Ultimately that is the problem: in the face of the new global economy, Japan has suffered debiliating intellectual paralysis that has prevented it from coherently negotiating the terms of its engagement with the global order. Mr. Koizumi and the neo-liberals have provided one approach, an approach that appears to have been eclipsed thanks to the global financial crisis. Mr. Morita and the remnants of the LDP mainstream have strived to provide another, but all too often it amounts to pining for a bygone era, the very essence of conservatism. In the debate between the two extremes — the Koizumian neo-liberals and the "paleo" conservatives who rail against "market fundamentalism" — there is a desperate need for a middle ground that can reconcile demands for higher levels of social protection with greater levels of economic openness.
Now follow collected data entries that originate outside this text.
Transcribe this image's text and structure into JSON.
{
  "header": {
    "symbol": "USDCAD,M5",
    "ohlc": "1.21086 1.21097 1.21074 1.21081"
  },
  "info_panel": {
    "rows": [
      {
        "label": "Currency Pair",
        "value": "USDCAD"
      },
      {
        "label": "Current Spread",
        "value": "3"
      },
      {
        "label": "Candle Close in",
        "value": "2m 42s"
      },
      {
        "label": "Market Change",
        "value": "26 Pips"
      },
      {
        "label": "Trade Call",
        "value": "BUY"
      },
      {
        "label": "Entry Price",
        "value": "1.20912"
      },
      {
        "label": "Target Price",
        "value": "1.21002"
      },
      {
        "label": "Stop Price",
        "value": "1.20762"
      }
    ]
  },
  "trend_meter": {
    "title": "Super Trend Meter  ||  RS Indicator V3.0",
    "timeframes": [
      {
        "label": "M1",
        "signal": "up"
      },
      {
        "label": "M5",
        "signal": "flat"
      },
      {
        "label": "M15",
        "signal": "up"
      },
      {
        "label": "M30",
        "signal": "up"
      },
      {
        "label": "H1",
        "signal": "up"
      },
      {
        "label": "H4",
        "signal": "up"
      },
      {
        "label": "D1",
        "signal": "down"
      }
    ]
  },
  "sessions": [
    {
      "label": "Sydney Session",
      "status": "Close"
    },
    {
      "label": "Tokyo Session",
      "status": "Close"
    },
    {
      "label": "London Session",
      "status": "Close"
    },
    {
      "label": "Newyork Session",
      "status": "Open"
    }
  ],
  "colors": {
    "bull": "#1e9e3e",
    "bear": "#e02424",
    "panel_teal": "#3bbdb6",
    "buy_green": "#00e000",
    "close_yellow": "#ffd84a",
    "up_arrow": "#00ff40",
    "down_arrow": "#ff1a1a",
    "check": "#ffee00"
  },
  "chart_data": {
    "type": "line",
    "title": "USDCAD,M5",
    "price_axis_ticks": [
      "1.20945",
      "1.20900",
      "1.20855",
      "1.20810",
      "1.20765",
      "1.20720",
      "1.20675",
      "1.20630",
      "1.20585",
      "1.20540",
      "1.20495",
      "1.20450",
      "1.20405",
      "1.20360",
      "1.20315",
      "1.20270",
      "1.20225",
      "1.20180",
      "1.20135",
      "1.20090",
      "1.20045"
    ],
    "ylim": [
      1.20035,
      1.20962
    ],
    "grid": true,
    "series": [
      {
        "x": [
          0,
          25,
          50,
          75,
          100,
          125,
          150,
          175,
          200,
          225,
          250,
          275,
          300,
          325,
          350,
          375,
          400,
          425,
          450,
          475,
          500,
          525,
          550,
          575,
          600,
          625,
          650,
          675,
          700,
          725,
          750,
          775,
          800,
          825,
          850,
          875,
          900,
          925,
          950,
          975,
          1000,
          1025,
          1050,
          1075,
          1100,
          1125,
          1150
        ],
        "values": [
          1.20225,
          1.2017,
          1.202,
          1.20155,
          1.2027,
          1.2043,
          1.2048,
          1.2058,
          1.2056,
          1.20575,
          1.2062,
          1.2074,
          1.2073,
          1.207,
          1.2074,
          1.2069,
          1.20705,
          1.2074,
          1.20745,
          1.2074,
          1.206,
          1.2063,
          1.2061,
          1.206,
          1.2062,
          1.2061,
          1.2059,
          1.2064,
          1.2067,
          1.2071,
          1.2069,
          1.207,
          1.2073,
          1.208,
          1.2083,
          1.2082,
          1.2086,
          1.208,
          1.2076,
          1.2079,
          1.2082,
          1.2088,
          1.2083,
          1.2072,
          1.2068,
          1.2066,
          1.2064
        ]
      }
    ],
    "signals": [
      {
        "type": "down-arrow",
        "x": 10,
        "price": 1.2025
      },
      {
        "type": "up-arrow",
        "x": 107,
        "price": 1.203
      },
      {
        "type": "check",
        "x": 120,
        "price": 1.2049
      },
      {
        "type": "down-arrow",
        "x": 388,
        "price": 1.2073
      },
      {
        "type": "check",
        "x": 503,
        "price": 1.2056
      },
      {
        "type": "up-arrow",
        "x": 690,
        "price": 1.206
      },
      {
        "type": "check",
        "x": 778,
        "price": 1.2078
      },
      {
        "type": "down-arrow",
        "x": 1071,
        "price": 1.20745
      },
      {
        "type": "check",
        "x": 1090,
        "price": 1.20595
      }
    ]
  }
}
Japan may ultimately grope its way to a new grand bargain, especially as the neo-liberal alternative loses its glamour, but in the meantime it is struggling to find a set of ideas that offer the elusive blend of growth and protection.

Nevertheless, Mr. Morita deserves credit for fearlessly trying to diagnose Japan's problems, and Chin Music Press deserves credit for introducing his ideas to a foreign audience.